Die Generation Z in Deutschland ist pessimistisch, psychisch angeschlagen – und politisch auf dem Weg nach rechts. Das zeigt die siebte Trendstudie „Jugend in Deutschland”, für die 2.042 junge Menschen zwischen 14 und 29 Jahren befragt wurden, wie die deutsche Tageszeitung Welt berichtet.

AfD verdoppelt Zustimmung bei Jungen

Die politische Botschaft der Studie ist eindeutig: Die AfD hat ihren Stimmenanteil bei jungen Menschen in nur einem Jahr fast verdoppelt – und steht mit 22 Prozent an der Spitze der Wählergunst bei den unter 30-Jährigen. „Ganz eindeutig ist es der AfD gelungen, sich als Protestpartei für die Ampel und als Problemlöser für die aktuellen Sorgen anzubieten”, heißt es in der Studie. Die konservative CDU/CSU folgt mit 20 Prozent. Die Ampel-Parteien – vor allem Grüne und die wirtschaftsliberale FDP – haben bei Jungwählern stark an Beliebtheit verloren. „Wir können von einem deutlichen Rechtsruck in der jungen Bevölkerung sprechen”, resümiert Forscher Klaus Hurrelmann.

Asyl-Migration: Sorge verdoppelt

Besonders auffällig: Die Sorge vor einer „Zunahme der Flüchtlingsströme” hat sich seit dem vorvergangenen Jahr verdoppelt – von 22 auf 41 Prozent. „Davon unabhängig scheint aber die Sorge zu wachsen, dass zu viele Flüchtlinge ins Land kommen und dies aufgrund des knappen Wohnraums, der sozialen Spaltung und finanziell strapazierter Sozialsysteme Gefahren mit sich bringt”, so die Studienautoren.

Die größten Sorgen der Jugendlichen insgesamt: Inflation (65 Prozent), Krieg in Europa und Nahost (60 Prozent), teurer Wohnraum (54 Prozent), Klimawandel und gesellschaftliche Spaltung (je 49 Prozent) sowie Wirtschaftskrise und Angst vor Altersarmut (je 48 Prozent).

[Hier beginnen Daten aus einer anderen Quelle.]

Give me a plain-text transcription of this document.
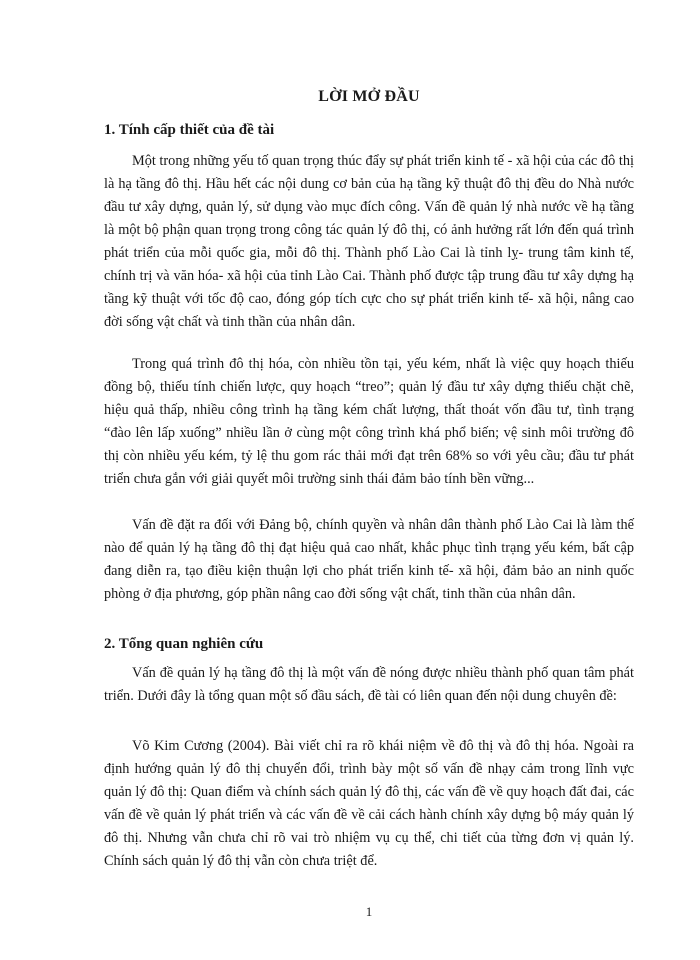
LỜI MỞ ĐẦU
1. Tính cấp thiết của đề tài

Một trong những yếu tố quan trọng thúc đẩy sự phát triển kinh tế - xã hội của các đô thị là hạ tầng đô thị. Hầu hết các nội dung cơ bản của hạ tầng kỹ thuật đô thị đều do Nhà nước đầu tư xây dựng, quản lý, sử dụng vào mục đích công. Vấn đề quản lý nhà nước về hạ tầng là một bộ phận quan trọng trong công tác quản lý đô thị, có ảnh hưởng rất lớn đến quá trình phát triển của mỗi quốc gia, mỗi đô thị. Thành phố Lào Cai là tỉnh lỵ- trung tâm kinh tế, chính trị và văn hóa- xã hội của tỉnh Lào Cai. Thành phố được tập trung đầu tư xây dựng hạ tầng kỹ thuật với tốc độ cao, đóng góp tích cực cho sự phát triển kinh tế- xã hội, nâng cao đời sống vật chất và tinh thần của nhân dân.

Trong quá trình đô thị hóa, còn nhiều tồn tại, yếu kém, nhất là việc quy hoạch thiếu đồng bộ, thiếu tính chiến lược, quy hoạch “treo”; quản lý đầu tư xây dựng thiếu chặt chẽ, hiệu quả thấp, nhiều công trình hạ tầng kém chất lượng, thất thoát vốn đầu tư, tình trạng “đào lên lấp xuống” nhiều lần ở cùng một công trình khá phổ biến; vệ sinh môi trường đô thị còn nhiều yếu kém, tỷ lệ thu gom rác thải mới đạt trên 68% so với yêu cầu; đầu tư phát triển chưa gắn với giải quyết môi trường sinh thái đảm bảo tính bền vững...

Vấn đề đặt ra đối với Đảng bộ, chính quyền và nhân dân thành phố Lào Cai là làm thế nào để quản lý hạ tầng đô thị đạt hiệu quả cao nhất, khắc phục tình trạng yếu kém, bất cập đang diễn ra, tạo điều kiện thuận lợi cho phát triển kinh tế- xã hội, đảm bảo an ninh quốc phòng ở địa phương, góp phần nâng cao đời sống vật chất, tinh thần của nhân dân.

2. Tổng quan nghiên cứu

Vấn đề quản lý hạ tầng đô thị là một vấn đề nóng được nhiều thành phố quan tâm phát triển. Dưới đây là tổng quan một số đầu sách, đề tài có liên quan đến nội dung chuyên đề:

Võ Kim Cương (2004). Bài viết chỉ ra rõ khái niệm về đô thị và đô thị hóa. Ngoài ra định hướng quản lý đô thị chuyển đổi, trình bày một số vấn đề nhạy cảm trong lĩnh vực quản lý đô thị: Quan điểm và chính sách quản lý đô thị, các vấn đề về quy hoạch đất đai, các vấn đề về quản lý phát triển và các vấn đề về cải cách hành chính xây dựng bộ máy quản lý đô thị. Nhưng vẫn chưa chỉ rõ vai trò nhiệm vụ cụ thể, chi tiết của từng đơn vị quản lý. Chính sách quản lý đô thị vẫn còn chưa triệt để.

1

Nur 26 Prozent sehen historische Verantwortung für Israel

Auch die Israel-Frage zeigt ein besorgniserregendes Bild: Nur 26 Prozent der jungen Deutschen stimmten der Aussage zu, dass Deutschland eine historische Verantwortung für Israel und die Juden in Deutschland trage. 36 Prozent lehnen sie ab.

Psychisch angeschlagen

Die psychische Lage der Generation Z ist alarmierend. Stress, Einsamkeit und Angstzustände haben gegenüber den Vorjahren zugenommen. Elf Prozent der Befragten sind aktuell wegen psychischer Belastungen in Behandlung – 13 Prozent der jungen Frauen, acht Prozent der jungen Männer. Mehr als ein Viertel der Befragten gab an, wegen mangelnder Motivation oder dem Gefühl von Überforderung nicht zur Schule oder zur Arbeit gegangen zu sein.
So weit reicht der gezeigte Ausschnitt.